One of the leading contemporary Irish playwrights to carry on this torch is Brian Friel, who has had a long and prolific career in theatre. He and Stephen Rea (the Irish stage and film actor, perhaps most memorable in The Crying Game, that great movie that is somewhat overshadowed by its shocker of an ending) collaborated often and went on to found the Field Day Production Company in Northern Ireland in the early 1980s. The company would put out a number of plays dealing with Irish politics and the Troubles – a very apt subject matter in 1980s Ireland. The first play that Field Day performed, and arguably Friel’s most well-known play, is Translations.

Translations is set in a small rural village of County Donegal in the 1830s. As the title suggests, the play is about language and the problems that arise – linguistically, culturally, and otherwise – when people try to overcome language barriers. The Ireland of the play is very much old Ireland; the many of the town inhabitants speak only Irish and know nothing outside of Donegal. British officers arrive as part of the Ordnance Survey, and begin the process of translating maps and town and county names from the original Irish to English. Confusion ensues – sometimes humorously, sometimes tragically – but always to highlight the cultural divide between the English and Irish. It is a wonderful play, especially in its historical context. The problems between the English and Irish have been around for a very long time, so to see them portrayed in the early stages of the modern troubles (the 1830s was only a generation or so after the Famine, and a few decades before things would get really crazy in Ireland over the question of Independence) is to see the later progression of the problems with a better understanding. As thus far I have only read it, Translations is a play that I would love to see done on stage.

Plays don’t lend themselves very well to being quoted at length, so with that brief introduction I’ll just include an excerpt from near the end of the play that I particularly like – I won’t give too much context so as to avoid giving the play away, so just try to appreciate it on its own.

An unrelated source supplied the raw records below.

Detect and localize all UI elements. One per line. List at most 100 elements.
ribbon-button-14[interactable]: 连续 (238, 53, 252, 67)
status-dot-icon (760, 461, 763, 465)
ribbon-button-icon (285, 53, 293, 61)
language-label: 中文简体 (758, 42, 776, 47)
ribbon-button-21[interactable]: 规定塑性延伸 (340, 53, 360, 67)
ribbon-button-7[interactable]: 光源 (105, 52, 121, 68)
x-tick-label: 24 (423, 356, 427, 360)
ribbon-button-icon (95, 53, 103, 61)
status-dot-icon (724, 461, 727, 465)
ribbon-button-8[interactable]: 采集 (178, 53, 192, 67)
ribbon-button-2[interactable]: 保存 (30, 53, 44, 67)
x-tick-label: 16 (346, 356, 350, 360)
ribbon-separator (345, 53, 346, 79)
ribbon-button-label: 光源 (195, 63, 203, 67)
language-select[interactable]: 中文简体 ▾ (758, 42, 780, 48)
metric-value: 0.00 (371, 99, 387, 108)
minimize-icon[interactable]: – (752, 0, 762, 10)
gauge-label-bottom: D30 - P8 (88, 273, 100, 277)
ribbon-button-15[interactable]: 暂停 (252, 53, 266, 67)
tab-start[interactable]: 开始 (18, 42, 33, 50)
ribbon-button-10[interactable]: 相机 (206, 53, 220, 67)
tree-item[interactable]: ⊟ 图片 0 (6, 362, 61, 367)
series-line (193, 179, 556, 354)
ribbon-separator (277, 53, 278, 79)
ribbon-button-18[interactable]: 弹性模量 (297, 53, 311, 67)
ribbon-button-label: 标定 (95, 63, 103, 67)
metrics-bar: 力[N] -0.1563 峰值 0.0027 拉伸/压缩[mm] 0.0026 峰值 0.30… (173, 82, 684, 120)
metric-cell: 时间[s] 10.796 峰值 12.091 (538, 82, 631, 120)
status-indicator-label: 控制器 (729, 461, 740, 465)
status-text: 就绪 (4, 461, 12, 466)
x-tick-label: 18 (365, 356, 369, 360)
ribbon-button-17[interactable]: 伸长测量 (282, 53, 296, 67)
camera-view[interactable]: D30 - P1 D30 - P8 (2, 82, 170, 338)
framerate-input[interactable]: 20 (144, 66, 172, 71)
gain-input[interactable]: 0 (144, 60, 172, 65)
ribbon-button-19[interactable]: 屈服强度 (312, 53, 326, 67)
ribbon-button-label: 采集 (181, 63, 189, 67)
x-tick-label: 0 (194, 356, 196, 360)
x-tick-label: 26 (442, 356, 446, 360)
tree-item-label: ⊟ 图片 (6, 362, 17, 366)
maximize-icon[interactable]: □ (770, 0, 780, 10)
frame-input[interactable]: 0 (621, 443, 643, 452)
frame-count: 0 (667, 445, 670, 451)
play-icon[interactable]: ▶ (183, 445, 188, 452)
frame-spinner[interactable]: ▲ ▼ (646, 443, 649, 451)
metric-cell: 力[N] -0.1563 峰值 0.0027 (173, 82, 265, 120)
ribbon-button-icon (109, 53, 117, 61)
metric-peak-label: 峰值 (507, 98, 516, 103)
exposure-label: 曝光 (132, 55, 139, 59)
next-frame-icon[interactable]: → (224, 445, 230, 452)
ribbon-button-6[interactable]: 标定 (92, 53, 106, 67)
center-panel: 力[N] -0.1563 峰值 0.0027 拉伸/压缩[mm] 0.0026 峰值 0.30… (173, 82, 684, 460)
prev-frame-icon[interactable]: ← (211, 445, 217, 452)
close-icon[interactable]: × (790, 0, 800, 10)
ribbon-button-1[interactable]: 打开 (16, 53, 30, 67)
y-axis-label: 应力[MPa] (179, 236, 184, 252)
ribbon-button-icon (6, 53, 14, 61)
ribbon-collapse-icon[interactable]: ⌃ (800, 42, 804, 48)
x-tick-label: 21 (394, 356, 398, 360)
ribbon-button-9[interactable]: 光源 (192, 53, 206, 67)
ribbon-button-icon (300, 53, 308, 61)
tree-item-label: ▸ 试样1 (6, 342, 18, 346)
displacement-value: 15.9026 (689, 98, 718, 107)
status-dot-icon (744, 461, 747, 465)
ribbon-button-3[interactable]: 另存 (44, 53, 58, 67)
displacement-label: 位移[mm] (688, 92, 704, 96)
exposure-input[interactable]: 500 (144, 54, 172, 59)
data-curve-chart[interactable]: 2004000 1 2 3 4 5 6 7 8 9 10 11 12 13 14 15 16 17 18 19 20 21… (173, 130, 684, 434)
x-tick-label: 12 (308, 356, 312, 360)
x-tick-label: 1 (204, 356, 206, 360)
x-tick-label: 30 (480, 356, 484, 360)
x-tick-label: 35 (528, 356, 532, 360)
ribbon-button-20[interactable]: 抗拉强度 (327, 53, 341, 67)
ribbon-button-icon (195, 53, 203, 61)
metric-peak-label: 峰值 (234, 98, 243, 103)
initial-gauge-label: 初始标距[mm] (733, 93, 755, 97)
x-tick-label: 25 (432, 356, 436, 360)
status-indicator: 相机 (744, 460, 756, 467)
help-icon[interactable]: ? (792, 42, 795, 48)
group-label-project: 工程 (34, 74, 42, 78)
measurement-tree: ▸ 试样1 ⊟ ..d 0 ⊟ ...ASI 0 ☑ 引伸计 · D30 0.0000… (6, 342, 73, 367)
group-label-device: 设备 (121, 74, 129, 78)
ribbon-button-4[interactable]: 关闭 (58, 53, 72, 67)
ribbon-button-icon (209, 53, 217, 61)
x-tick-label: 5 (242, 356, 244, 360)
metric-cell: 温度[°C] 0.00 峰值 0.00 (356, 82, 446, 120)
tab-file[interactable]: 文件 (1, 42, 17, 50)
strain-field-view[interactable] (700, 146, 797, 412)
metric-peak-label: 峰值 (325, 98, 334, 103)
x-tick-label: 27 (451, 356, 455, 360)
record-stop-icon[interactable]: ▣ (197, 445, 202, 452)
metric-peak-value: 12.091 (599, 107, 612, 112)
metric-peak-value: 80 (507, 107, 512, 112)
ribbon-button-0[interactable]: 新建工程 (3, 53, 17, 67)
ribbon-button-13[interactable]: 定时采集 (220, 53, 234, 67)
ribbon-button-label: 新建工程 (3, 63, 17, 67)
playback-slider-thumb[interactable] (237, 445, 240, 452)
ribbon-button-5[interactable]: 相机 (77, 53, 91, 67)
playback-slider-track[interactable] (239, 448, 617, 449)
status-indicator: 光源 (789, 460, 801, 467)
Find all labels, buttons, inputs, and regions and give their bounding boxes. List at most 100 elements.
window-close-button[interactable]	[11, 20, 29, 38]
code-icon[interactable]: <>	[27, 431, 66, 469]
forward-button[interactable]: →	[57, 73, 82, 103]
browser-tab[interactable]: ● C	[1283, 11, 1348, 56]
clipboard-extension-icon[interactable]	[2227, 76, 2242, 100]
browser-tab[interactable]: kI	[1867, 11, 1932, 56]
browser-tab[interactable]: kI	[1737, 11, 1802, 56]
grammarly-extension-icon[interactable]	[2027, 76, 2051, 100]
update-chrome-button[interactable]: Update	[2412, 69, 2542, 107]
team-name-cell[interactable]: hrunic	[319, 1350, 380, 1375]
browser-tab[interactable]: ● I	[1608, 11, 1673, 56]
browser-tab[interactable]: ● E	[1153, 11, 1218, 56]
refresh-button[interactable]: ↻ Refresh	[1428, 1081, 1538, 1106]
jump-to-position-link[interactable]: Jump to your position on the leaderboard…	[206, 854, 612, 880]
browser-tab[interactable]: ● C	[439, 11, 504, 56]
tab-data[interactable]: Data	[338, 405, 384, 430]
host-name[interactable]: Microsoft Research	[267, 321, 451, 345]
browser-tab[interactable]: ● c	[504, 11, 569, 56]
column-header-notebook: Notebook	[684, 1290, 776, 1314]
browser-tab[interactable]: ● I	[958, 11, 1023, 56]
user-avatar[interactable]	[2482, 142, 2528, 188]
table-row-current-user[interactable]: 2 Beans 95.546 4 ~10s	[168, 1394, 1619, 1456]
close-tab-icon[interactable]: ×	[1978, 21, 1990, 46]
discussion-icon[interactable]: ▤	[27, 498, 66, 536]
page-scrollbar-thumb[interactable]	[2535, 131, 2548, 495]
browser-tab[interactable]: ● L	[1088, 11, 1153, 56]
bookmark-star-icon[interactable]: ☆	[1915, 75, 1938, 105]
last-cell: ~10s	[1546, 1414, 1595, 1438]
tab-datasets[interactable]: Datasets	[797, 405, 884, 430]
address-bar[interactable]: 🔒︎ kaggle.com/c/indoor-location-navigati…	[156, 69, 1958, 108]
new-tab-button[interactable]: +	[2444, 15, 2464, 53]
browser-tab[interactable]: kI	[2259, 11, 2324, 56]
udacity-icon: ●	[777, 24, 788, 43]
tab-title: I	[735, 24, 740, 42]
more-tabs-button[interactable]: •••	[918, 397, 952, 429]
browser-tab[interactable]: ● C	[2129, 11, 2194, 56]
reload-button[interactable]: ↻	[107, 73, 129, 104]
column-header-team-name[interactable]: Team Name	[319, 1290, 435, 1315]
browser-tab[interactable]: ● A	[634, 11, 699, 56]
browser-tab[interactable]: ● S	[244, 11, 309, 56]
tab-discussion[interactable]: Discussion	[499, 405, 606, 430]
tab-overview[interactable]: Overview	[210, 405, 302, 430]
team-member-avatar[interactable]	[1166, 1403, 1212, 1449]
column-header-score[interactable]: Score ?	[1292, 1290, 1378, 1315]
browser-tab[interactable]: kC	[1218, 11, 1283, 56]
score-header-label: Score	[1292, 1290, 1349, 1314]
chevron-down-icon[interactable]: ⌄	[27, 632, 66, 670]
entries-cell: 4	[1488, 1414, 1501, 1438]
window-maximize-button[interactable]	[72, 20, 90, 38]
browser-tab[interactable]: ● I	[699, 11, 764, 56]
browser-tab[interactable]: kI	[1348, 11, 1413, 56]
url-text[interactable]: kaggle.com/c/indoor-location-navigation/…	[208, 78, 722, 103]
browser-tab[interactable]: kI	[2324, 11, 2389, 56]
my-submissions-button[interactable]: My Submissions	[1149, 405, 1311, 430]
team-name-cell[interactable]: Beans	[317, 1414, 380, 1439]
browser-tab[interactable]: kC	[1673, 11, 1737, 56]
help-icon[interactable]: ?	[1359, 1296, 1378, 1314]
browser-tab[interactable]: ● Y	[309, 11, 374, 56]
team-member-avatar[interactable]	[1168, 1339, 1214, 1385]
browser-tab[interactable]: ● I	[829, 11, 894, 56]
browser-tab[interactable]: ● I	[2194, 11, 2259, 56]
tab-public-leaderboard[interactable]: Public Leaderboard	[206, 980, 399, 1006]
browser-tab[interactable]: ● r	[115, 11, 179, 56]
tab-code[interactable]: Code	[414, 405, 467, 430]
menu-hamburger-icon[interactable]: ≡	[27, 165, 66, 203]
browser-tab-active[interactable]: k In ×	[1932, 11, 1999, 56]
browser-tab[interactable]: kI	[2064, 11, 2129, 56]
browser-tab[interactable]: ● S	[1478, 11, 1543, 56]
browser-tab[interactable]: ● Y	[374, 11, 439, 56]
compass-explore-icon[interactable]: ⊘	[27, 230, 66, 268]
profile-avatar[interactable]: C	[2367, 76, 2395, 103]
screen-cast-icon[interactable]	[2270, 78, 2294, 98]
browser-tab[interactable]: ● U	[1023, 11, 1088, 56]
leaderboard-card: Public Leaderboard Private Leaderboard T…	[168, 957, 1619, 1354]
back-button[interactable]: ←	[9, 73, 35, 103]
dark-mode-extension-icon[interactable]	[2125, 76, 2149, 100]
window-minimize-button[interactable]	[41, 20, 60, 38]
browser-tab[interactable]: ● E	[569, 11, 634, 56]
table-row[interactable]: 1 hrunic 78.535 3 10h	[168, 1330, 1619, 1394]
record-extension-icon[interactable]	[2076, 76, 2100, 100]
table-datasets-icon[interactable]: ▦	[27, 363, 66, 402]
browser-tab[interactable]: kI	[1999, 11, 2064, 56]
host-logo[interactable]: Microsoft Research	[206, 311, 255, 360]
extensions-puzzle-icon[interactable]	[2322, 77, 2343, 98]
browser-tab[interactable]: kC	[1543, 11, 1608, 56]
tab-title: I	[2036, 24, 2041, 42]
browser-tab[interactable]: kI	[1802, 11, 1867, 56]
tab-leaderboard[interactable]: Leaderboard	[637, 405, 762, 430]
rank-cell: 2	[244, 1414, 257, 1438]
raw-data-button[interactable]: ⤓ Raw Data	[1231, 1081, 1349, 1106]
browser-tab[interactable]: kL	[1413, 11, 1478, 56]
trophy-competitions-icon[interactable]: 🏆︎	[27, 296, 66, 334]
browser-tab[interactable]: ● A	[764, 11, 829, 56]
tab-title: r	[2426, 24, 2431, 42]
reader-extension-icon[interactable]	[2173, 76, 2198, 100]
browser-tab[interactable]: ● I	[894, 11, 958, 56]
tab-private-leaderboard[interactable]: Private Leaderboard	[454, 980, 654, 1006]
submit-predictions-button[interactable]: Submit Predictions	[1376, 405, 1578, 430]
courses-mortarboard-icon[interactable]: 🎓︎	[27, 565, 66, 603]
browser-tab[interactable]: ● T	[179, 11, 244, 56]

"Hugh [the old Irish teacher]: To remember everything is a form of madness. The road to Sligo. A spring morning. 1798. Going into battle. Do you remember, James? Two young gallants with pikes across their shoulders and the Aeneid in their pockets. Everything seemed to find definition that spring – a congruence, a miraculous matching of hope and past and present and possibility. Striding across the fresh, green land. The rhythms of perception heightened. The whole enterprise of consciousness accelerated. We were gods that morning, James; and I had recently married my goddess, Caitlin Dubh Nic Reactainn, may she rest in peace. And to leave her and my infant son in his cradle – that was heroic, too. By God, sir, we were magnificent. We marched as far as – where was it? – Glenties! All of twenty-three miles in one day. And it was there, in Phelan’s pub, that we got homesick for Athens, just like Ulysses. The desiderium nostrorum – the need for our own. Our pietas, James, was for older, quieter things. And that was the longest twenty-three miles back I ever made. My friend, confusion is not an ignoble condition."